To live in this kind of world is hell. There are many religious responses to this human dilemma of being in the world. What we have heard in today’s readings is the Jewish and Christian response to the situation.

The Jewish response is absolutely necessary to our understanding the Christian response. It comes to us in the Law of the Lord. The Deuteronomist has Moses declare it near the end of his life. Moses has mediated the giving of Law to the Children of Israel, not as a condition of salvation from the slavery and suffering in Egypt. The Law is given as a means to understand who is this god who has chosen a people who were deemed by the other nations as worthless and without rights and has set them free as a witness to the justice and mercy of the God who created heaven and earth. These people have been called out, set apart to be witnesses to the God who is to be feared and loved above all others.

See, I have set before you today life and prosperity, death and adversity. If you obey the commandments of the LORD your God that I am commanding you today, by loving the LORD your God, walking in his ways, and observing his commandments, decrees, and ordinances, then you shall live and become numerous, and the LORD your God will bless you in the land that you are entering to possess. (Deuteronomy 30:15-16)

In such a way the Children of Israel are set free from the judgment of the nations.
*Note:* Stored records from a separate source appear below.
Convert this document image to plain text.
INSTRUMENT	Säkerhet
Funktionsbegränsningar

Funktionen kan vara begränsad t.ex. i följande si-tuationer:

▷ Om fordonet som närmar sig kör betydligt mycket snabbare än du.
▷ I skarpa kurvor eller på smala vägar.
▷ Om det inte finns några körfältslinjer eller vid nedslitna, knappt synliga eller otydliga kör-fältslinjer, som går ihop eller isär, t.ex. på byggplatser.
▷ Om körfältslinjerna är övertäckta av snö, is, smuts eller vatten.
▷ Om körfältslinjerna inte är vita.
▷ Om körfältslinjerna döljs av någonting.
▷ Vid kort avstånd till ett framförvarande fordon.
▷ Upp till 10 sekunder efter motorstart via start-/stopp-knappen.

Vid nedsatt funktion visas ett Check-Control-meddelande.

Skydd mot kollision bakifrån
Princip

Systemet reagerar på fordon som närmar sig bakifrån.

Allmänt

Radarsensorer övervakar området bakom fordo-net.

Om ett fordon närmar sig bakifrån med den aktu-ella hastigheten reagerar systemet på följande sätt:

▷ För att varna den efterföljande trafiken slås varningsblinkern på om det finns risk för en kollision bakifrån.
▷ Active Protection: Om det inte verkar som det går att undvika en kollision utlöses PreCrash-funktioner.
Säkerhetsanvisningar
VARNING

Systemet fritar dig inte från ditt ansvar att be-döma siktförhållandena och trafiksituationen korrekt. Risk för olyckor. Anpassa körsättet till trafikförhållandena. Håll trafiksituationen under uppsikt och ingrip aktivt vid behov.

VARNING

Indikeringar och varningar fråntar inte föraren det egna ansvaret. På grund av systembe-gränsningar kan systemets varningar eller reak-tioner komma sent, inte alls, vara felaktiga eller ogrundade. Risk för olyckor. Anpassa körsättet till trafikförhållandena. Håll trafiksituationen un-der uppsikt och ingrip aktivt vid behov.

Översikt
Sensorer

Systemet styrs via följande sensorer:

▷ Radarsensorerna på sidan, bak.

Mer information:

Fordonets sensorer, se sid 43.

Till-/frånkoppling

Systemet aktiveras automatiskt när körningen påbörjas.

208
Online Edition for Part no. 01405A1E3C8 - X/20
They are set free for ongoing relationship with their God who gives them Law, that is, Torah, by which they may live lives informed by the instruction of the Lord. They do not have any means of justifying themselves for their lives on earth except the testimony they belong to God and they should listen to the voice of the Lord calling them to lives that faithfully reflect the God to whom they belong.

Hear, O Israel: The LORD is our God, the LORD alone. You shall love the LORD your God with all your heart, and with all your soul, and with all your might. (Deuteronomy 6:4-5)

When Jesus arrives on the scene he comes with the good news that what God has accomplished with the children of Israel, God now is doing among the Gentiles.

“Repent, for the kingdom of heaven has come near.” (Matthew 4:17)

But Jesus meets with resistance among those who have come to believe that their relationship with God is dependent upon their performance of the laws. They forget what the full force of the Law of God is, for the Law of God is meant for knowledge of God’s will. That will is that we should love God, not the God whom we have coaxed into drawing near, not the God whose favor we have won by being good or by being scrupulous in keeping the law, but the God who has already drawn near to us in Jesus, Emmanuel (God with us).

Dear sisters and brothers, in the church we have come to know God in a new way. God has come to us. There is nothing we can do to get God’s attention or approval anymore than all our attempts on this world’s stage will win this world’s approval and recognition. To know this is to be set free from having to prove ourselves and to be set free for doing what God has already shown us in Christ to do.